Deja Dead Page 0,153

dry, and a languor was spreading through my body. Tranquillity? I hadn’t felt that in a long time.

“Katy is coming,” I said with a nervous laugh. “That’s why I . . . why I went out tonight.”

“Your daughter?”

I nodded.

“Bad timing.”

“I thought I might find something. I . . . never mind.”

For a few seconds neither of us spoke.

“I’m glad it’s over.” Ryan’s anger was gone. He rose to his feet. “Would you like me to stop by after I’ve talked to him? Could be late.”

Bad as I felt, there was no chance I’d sleep until I knew the outcome. Who was Tanguay? What would they find in his cabin? Had Gabby died there? Had Isabelle Gagnon? Grace Damas? Or had they been taken there, postmortem, merely to be butchered and packaged?

“Please.”

When he’d gone I realized I’d forgotten to tell him about the gloves. I tried Pete again. Though Tanguay was in custody, I was still uneasy. I didn’t want Katy anywhere near Montreal yet. Perhaps I’d go South.

This time I reached him. Katy had left several days earlier. She’d told her father I proposed the trip. True. And approved the plans. Not quite. He wasn’t sure of the itinerary. Typical. She was traveling with friends from the university, driving to D.C. to stay with one set of parents, then to New York to visit the other friend’s home. Then she planned to continue on to Montreal. Sounded okay to him. He was sure she’d call.

I started to tell him about Gabby and what had been going on in my life, but couldn’t. Not yet. No matter. It was over. As usual he had to rush off to prepare for an early morning deposition, regretted he couldn’t talk longer. What’s new?

I felt too ill and weary even to take a bath. For the next few hours I sat wrapped in a quilt, shivering and staring at the empty fireplace, wishing I had someone to feed me soup, stroke my forehead, and say I would be better soon. I dozed and woke, drifting in and out of dream fragments, while microscopic beings multiplied in my bloodstream.

Ryan buzzed at one-fifteen.

“Jesus, you look awful, Brennan.”

“Thanks.” I rewrapped my quilt. “I think I’m getting a cold.”

“Why don’t we do this tomorrow?”

“No way.”

He looked at me strangely then followed me in, threw his jacket on the couch, and sat.

“Name’s Jean Pierre Tanguay. Twenty-eight. Homeboy. Grew up in Shawinigan. Never married. No kids. He has one sister living in Arkansas. His mother died when he was nine. Lot of hostility there. Father was a plasterer, pretty much raised the two kids. The old man died in a car wreck when Tanguay was in college. Apparently it hit him pretty hard. He dropped out of school, stayed with the sister for a while, then wandered around down in the States. You ready for this? While he was in Dixie he got a call from God. Wanted to be a Jesuit or something, but flunked the interview. Apparently they didn’t think his personality was priestly enough. Anyway, he resurfaced in Quebec in ’88 and managed to get back into Bishops. Finished his degree about a year and a half later.”

“So he’s been in the area since ’88?”

“Yep.”

“That would put him back here about the time Pitre and Gautier were murdered.”

Ryan nodded. “And he’s been here ever since.”

I had to swallow before I spoke.

“What’s he say about the animals?”

“Claims he teaches biology. We’ve checked that out. Says he’s building a reference collection for his classes.
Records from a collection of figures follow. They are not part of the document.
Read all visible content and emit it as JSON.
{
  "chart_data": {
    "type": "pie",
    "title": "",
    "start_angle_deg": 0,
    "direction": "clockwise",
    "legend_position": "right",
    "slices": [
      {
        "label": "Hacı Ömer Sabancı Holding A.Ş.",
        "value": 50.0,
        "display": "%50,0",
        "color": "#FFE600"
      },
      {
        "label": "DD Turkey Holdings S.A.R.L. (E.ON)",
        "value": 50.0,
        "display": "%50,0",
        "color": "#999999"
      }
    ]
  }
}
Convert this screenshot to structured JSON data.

Boils down the carcasses and mounts the skeletons.”

“That would explain the anatomy books.”

“Might.”

“Where does he get them?”

“Roadkills.”

“Oh, Christ, Bertrand was right.” I could picture him skulking around at night, scraping up corpses and dragging them home in plastic bags.

“He ever work in a butcher shop?”

“He didn’t say. Why?”

“What did Claudel find out from the people he works with?”
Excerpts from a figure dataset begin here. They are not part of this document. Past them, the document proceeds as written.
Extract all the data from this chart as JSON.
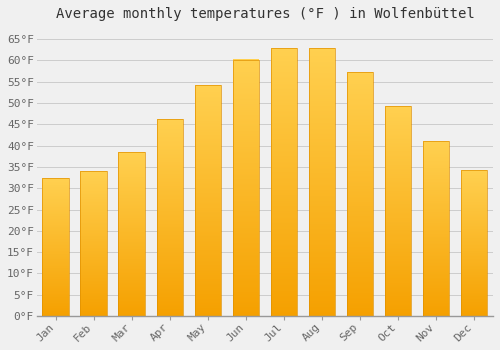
{
  "title": "Average monthly temperatures (°F ) in Wolfenbüttel",
  "months": [
    "Jan",
    "Feb",
    "Mar",
    "Apr",
    "May",
    "Jun",
    "Jul",
    "Aug",
    "Sep",
    "Oct",
    "Nov",
    "Dec"
  ],
  "values": [
    32.5,
    34.0,
    38.5,
    46.2,
    54.2,
    60.2,
    63.0,
    62.8,
    57.2,
    49.2,
    41.0,
    34.2
  ],
  "bar_color_bottom": "#F5A000",
  "bar_color_top": "#FFD050",
  "bar_edge_color": "#E09000",
  "ylim": [
    0,
    68
  ],
  "yticks": [
    0,
    5,
    10,
    15,
    20,
    25,
    30,
    35,
    40,
    45,
    50,
    55,
    60,
    65
  ],
  "ytick_labels": [
    "0°F",
    "5°F",
    "10°F",
    "15°F",
    "20°F",
    "25°F",
    "30°F",
    "35°F",
    "40°F",
    "45°F",
    "50°F",
    "55°F",
    "60°F",
    "65°F"
  ],
  "background_color": "#F0F0F0",
  "grid_color": "#CCCCCC",
  "title_fontsize": 10,
  "tick_fontsize": 8,
  "bar_width": 0.7
}
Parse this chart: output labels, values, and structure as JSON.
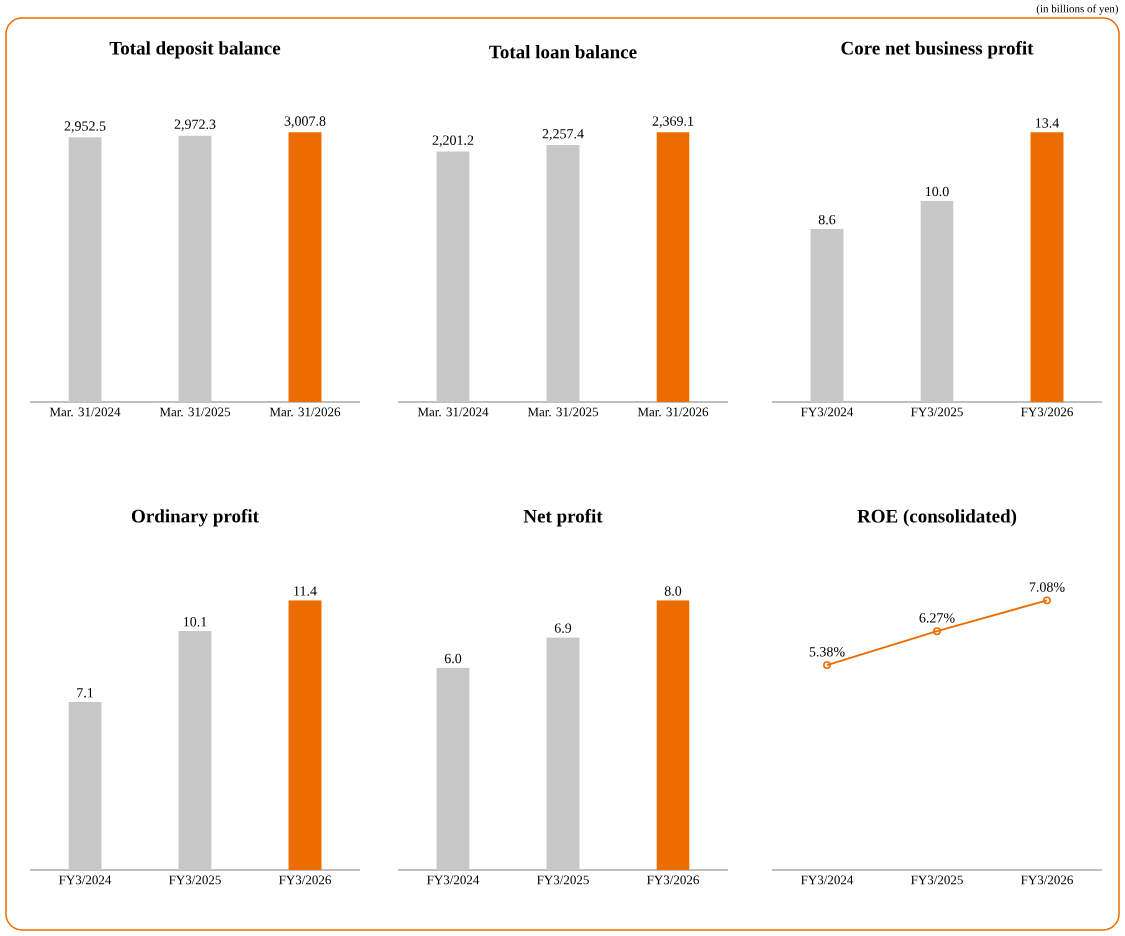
{
  "chart_data": [
    {
      "type": "bar",
      "title": "Total deposit balance",
      "categories": [
        "Mar. 31/2024",
        "Mar. 31/2025",
        "Mar. 31/2026"
      ],
      "values": [
        2952.5,
        2972.3,
        3007.8
      ],
      "value_labels": [
        "2,952.5",
        "2,972.3",
        "3,007.8"
      ],
      "colors": [
        "#c8c8c8",
        "#c8c8c8",
        "#ed6c00"
      ],
      "tick_labels": "x"
    },
    {
      "type": "bar",
      "title": "Total loan balance",
      "categories": [
        "Mar. 31/2024",
        "Mar. 31/2025",
        "Mar. 31/2026"
      ],
      "values": [
        2201.2,
        2257.4,
        2369.1
      ],
      "value_labels": [
        "2,201.2",
        "2,257.4",
        "2,369.1"
      ],
      "colors": [
        "#c8c8c8",
        "#c8c8c8",
        "#ed6c00"
      ],
      "tick_labels": "x"
    },
    {
      "type": "bar",
      "title": "Core net business profit",
      "categories": [
        "FY3/2024",
        "FY3/2025",
        "FY3/2026"
      ],
      "values": [
        8.6,
        10.0,
        13.4
      ],
      "value_labels": [
        "8.6",
        "10.0",
        "13.4"
      ],
      "colors": [
        "#c8c8c8",
        "#c8c8c8",
        "#ed6c00"
      ],
      "tick_labels": "x",
      "annotations": [
        "(in billions of yen)"
      ]
    },
    {
      "type": "bar",
      "title": "Ordinary profit",
      "categories": [
        "FY3/2024",
        "FY3/2025",
        "FY3/2026"
      ],
      "values": [
        7.1,
        10.1,
        11.4
      ],
      "value_labels": [
        "7.1",
        "10.1",
        "11.4"
      ],
      "colors": [
        "#c8c8c8",
        "#c8c8c8",
        "#ed6c00"
      ],
      "tick_labels": "x"
    },
    {
      "type": "bar",
      "title": "Net profit",
      "categories": [
        "FY3/2024",
        "FY3/2025",
        "FY3/2026"
      ],
      "values": [
        6.0,
        6.9,
        8.0
      ],
      "value_labels": [
        "6.0",
        "6.9",
        "8.0"
      ],
      "colors": [
        "#c8c8c8",
        "#c8c8c8",
        "#ed6c00"
      ],
      "tick_labels": "x"
    },
    {
      "type": "line",
      "title": "ROE (consolidated)",
      "categories": [
        "FY3/2024",
        "FY3/2025",
        "FY3/2026"
      ],
      "values": [
        5.38,
        6.27,
        7.08
      ],
      "value_labels": [
        "5.38%",
        "6.27%",
        "7.08%"
      ],
      "color": "#ed6c00",
      "marker": "circle",
      "line_style": "solid",
      "tick_labels": "x"
    }
  ]
}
“Nothing we didn’t know. Keeps to himself, teaches his classes. Nobody really knows him all that well. And they’re not thrilled at a call late in the evening.”

“Sounds like Grammama’s profile.”

“The sister says he’s always been antisocial. Can’t remember him having friends. But she’s nine years older, doesn’t remember much about him as a kid. She did throw us one interesting tidbit.”

“Yes”

Ryan smiled. “Tanguay’s impotent.”

“The sister volunteered that?”

“She thought it might explain his antisocial tendencies. Sis thinks he’s harmless, just suffers from low self-esteem. She’s big into the self-help literature. Knows all the jargon.”

I didn’t reply. In my mind I was seeing lines from two autopsy reports.